Die Ampel blockiert Nutzungsverbote weiter, lässt also die sanktionierten Oligarchen, die Kollege Herbrand gerade erwähnt hat, weiter unbehelligt in ihren Villen wohnen und Luxusautos fahren. Keine Fortschritte gibt es auch bei den Vermögen unklarer Herkunft. Bei der Transparenz im Geschäftsverkehr begnügen Sie sich leider mit einer Minimallösung.

Herzstück des Gesetzes ist aber die neue Zentralstelle für Sanktionsdurchsetzung. Die soll erst einmal bei der Generalzolldirektion angesiedelt werden, aber auch das nur vorübergehend – also eine Übergangslösung nach der anderen. Die Ampel schafft ein Zuständigkeitswirrwarr und eine neue zahnlose Behörde ohne klare Kompetenzen.

(Zuruf von der AfD)

Wir als Unionsfraktion schlagen stattdessen vor, die Zuständigkeiten bei einer Zollpolizei zu bündeln und sie mit angemessenen Befugnissen auszustatten. Damit könnten Vermögen aufgespürt werden: sanktioniertes Vermögen, verdächtiges Vermögen und auch Vermögen unklarer Herkunft. Das wäre ein großer Schritt bei der Sanktionsdurchsetzung und bei der Geldwäschebekämpfung.

(Beifall bei der CDU/CSU)

Und das bestätigen auch die Sachverständigen. Auf die Sachverständigen will die Ampel aber bekanntlich nicht hören. Als Sie das Gesetz geschrieben haben, spielten die ja auch keine Rolle. Gewerkschaften und Berufsverbände hatten damals 45 Stunden Zeit von der Ampel bekommen, um diesen knapp 100-seitigen Referentenentwurf zu bewerten.

(Dr. Günter Krings [CDU/CSU]: Eine Farce!)

Damit haben Sie die Beteiligung zu einer Farce gemacht.

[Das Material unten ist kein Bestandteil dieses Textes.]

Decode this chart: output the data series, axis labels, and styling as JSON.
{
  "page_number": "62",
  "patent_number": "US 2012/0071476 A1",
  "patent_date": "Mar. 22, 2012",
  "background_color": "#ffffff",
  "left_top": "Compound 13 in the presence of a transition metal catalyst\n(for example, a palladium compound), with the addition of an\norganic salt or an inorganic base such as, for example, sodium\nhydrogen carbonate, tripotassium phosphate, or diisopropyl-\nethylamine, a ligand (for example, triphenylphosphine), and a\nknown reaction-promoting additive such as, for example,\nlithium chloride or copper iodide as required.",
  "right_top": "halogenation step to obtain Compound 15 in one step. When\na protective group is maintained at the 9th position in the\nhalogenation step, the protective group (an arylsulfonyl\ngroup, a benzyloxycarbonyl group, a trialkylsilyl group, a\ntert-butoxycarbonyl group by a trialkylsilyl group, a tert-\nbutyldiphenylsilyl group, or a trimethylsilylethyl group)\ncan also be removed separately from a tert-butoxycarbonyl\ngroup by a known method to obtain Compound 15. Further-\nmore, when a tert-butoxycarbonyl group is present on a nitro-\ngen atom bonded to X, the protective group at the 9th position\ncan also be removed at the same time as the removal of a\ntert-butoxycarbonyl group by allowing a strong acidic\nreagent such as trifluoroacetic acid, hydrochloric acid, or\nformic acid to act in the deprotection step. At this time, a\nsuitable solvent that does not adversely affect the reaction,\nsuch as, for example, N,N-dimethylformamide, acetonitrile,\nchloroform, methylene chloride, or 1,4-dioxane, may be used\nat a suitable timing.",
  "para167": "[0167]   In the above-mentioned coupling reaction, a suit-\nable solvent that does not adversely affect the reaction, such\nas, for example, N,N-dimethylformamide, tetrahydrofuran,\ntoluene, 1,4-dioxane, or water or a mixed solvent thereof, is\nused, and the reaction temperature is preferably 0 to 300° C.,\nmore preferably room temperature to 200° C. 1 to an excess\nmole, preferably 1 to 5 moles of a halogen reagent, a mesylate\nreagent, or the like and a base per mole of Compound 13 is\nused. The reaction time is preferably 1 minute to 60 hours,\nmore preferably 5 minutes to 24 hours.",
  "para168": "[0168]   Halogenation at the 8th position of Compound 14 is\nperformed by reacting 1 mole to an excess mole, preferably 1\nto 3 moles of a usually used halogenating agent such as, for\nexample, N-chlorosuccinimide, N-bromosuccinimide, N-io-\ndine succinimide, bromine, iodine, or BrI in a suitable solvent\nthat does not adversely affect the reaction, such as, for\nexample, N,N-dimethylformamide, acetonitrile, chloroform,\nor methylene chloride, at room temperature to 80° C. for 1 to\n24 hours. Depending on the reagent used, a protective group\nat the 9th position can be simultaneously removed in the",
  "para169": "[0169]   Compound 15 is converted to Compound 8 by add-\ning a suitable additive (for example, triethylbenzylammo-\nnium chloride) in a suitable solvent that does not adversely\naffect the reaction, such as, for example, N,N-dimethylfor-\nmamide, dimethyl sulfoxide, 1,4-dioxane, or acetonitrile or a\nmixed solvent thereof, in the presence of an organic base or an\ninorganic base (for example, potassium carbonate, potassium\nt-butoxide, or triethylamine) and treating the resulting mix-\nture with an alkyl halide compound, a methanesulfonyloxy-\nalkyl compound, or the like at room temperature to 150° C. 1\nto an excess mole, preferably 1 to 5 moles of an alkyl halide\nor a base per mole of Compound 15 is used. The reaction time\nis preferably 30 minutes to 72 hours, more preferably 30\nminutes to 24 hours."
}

Als die Sachverständigen dann endlich zu Wort gekommen sind – in der öffentlichen Anhörung im Finanzausschuss –, da haben die Sachverständigen kein gutes Haar an der von der Ampel vorgesehenen Struktur gelassen.

(Markus Herbrand [FDP]: Wahrscheinlich hatten sie keine Zeit mehr!)

Das hat zum Beispiel auch der SPD-Kollege Fiedler zutreffend vor wenigen Tagen bei einer öffentlichen Veranstaltung bei Transparency International festgestellt. Komisch, dass ich ihn heute auf der Rednerliste gar nicht finde; dazu hätten mich seine Ausführungen doch interessiert.

Trotz all dieser einhelligen Ratschläge der Sachverständigen ziehen SPD, Grüne und FDP diesen Totalausfall weiter durch. Sie ignorieren den fachlichen Rat der Profis. Und weil die Ampel ihr Gesetz im Finanzausschuss über den grünen Klee gelobt hat – mein Folgeredner, Dr. Zimmermann, wird das gleich auch tun; da bin ich sicher –, möchte ich mal die Sachverständigen in dieser Debatte zu Wort kommen lassen. Dafür stelle ich gerne die Hälfte meiner Redezeit zur Verfügung.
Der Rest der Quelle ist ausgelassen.